Paperback Landmines, Barbwire and Flies

The part about writing that always confuses, the writing.

We write, because, well…it’s what we do. There’s nothing I can see myself doing for the rest of my life, definitely not my day-job. I don’t want to be slinging drinks at 50.

I have books by King, Maass and one or two by K.M. Weiland, not to mention Strunk & White.

These books have gathered at my desk for an intervention.

They’re not in a pile, they merely litter my desk like paperback landmines.

One or two sit open, they’re pages alight in streams of fading sun filtering through the blinds.

I see a few of my notes about this, that or the other and find myself drunk from the new knowledge of outlines, plot and character dissection, which oddly sounds like some medieval torture.
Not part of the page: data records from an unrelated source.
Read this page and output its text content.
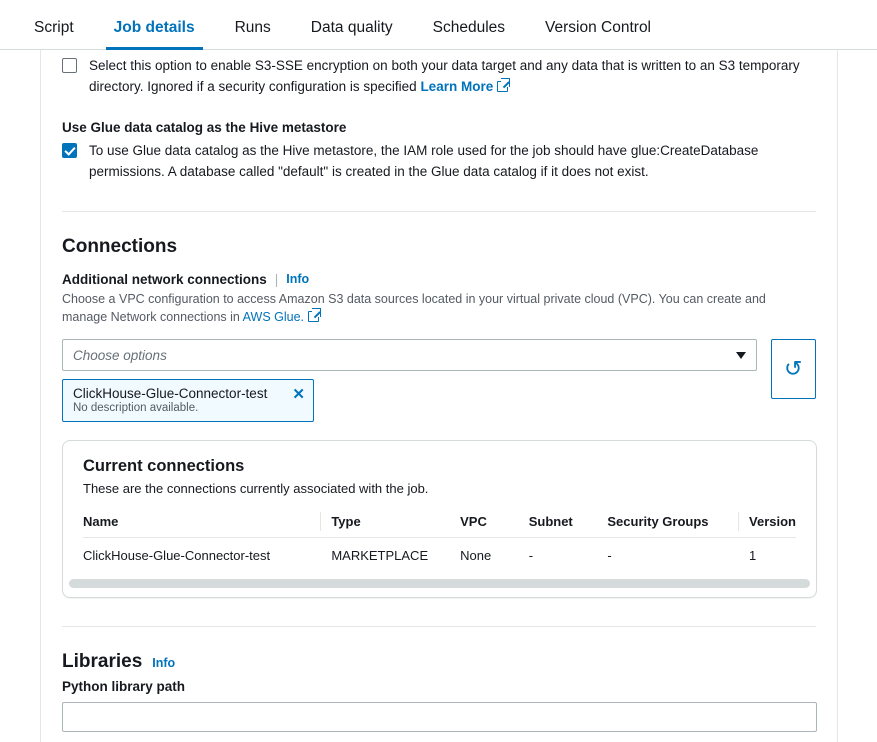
Script	Job details	Runs	Data quality	Schedules	Version Control
Select this option to enable S3-SSE encryption on both your data target and any data that is written to an S3 temporary directory. Ignored if a security configuration is specified Learn More
Use Glue data catalog as the Hive metastore
To use Glue data catalog as the Hive metastore, the IAM role used for the job should have glue:CreateDatabase permissions. A database called "default" is created in the Glue data catalog if it does not exist.
Connections
Additional network connections | Info
Choose a VPC configuration to access Amazon S3 data sources located in your virtual private cloud (VPC). You can create and manage Network connections in AWS Glue.
Choose options
ClickHouse-Glue-Connector-test
No description available.
✕
↻
Current connections
These are the connections currently associated with the job.
Name	Type	VPC	Subnet	Security Groups	Version
ClickHouse-Glue-Connector-test	MARKETPLACE	None	-	-	1
Libraries Info
Python library path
I’ve never been fond of these books, but my writing, well it’s on the verge of discovering what landfill flies actually eat, don’t ask.
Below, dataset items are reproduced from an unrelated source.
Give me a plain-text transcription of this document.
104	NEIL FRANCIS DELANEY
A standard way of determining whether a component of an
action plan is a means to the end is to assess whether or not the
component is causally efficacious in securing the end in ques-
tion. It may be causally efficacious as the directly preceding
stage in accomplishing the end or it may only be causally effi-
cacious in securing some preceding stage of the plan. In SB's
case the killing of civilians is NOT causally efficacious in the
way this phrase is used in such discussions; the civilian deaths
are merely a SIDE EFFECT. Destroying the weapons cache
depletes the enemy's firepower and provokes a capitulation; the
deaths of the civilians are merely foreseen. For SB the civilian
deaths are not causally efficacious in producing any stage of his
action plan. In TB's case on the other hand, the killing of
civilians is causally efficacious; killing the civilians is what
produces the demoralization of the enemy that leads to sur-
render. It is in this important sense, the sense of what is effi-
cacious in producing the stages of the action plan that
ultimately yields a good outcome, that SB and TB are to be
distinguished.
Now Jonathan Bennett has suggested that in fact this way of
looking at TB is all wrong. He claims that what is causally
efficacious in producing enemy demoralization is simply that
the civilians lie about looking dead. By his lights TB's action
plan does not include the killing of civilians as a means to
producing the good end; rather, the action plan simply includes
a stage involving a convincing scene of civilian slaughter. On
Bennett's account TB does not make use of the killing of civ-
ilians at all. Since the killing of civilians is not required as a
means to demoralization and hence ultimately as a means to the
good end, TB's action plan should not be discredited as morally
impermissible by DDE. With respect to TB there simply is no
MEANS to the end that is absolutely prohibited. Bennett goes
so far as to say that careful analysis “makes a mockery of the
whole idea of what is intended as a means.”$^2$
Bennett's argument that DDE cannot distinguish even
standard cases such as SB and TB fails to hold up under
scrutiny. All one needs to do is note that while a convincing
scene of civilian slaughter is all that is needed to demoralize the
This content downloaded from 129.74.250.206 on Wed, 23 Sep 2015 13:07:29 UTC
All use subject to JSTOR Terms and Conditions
The headaches are back, the stress of not getting things on the page, when I desperately need the release.

The little synapses are firing, but there’s not much to fire into when the stories are stuck in a no man’s land surrounded by paperback landmines, gas canisters of regret and bullets made of that little gooey stuff that comes out of bugs when you squish them.

I see the books, they’re little bugs telling me to do things I don’t want to do. Outline, plot, character dissection and a myriad of other little things my heart doesn’t want, but my mind keeps telling me, “Listen up, it will help.”
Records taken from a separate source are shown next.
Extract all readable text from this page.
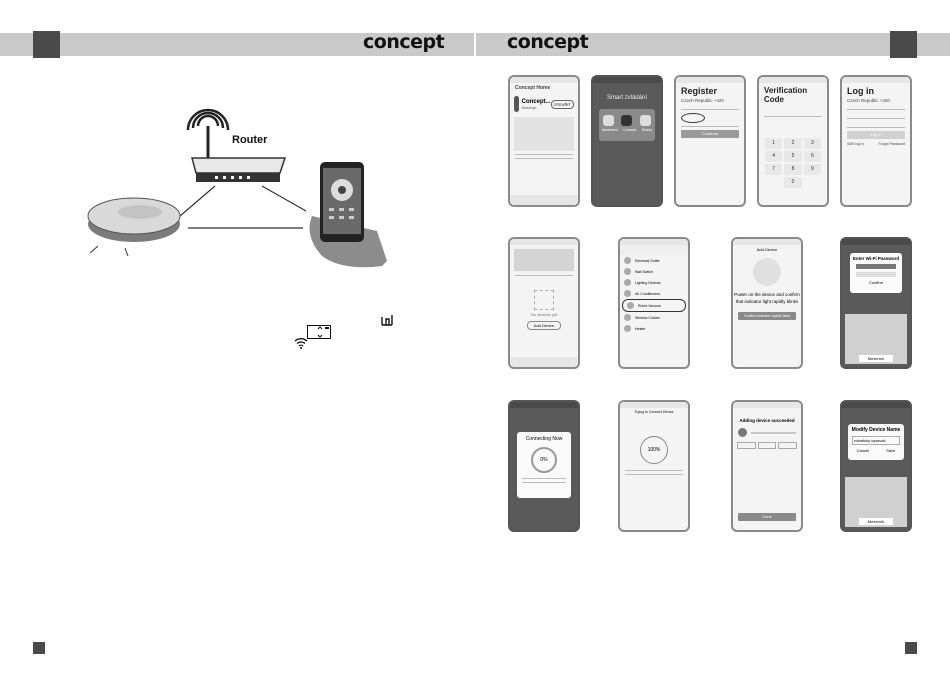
concept	concept
Router
Concept Home
Concept...
Nástroje
OTEVŘÍT
Smart zvládání
Nastavení Concept Složky
Register
Czech Republic +420
Continue
Verification Code
1	2	3
4	5	6
7	8	9
0
Log in
Czech Republic +420
Log in
SMS log in	Forgot Password
No devices yet
Add Device
Electrical Outlet
Wall Switch
Lighting Devices
Air Conditioners
Robot Vacuum
Window Curtain
Heater
Add Device
Power on the device and confirm
that indicator light rapidly blinks
Confirm indicator rapidly blink
Enter Wi-Fi Password
Confirm
Mezerník
Connecting Now
0%
Trying to Connect Device
100%
Adding device succeeded
Done
Modify Device Name
robotický vysavač
Cancel	Save
Mezerník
My heart is torn between what my writing wants and what my mind knows needs to happen.

I’ve read all the books, done some of the exercises, but that doesn’t feel like enough tonight. The pillow calls, but I’d rather wrap it around my head with barbwire than leave the desk, because I’m a writer and I have to write.

The writing doesn’t come, it spurts and spills like fresh blood from an artery, cascading across the page in large arcs.

The arcs begin small, but then, something amazing happens…I begin to write.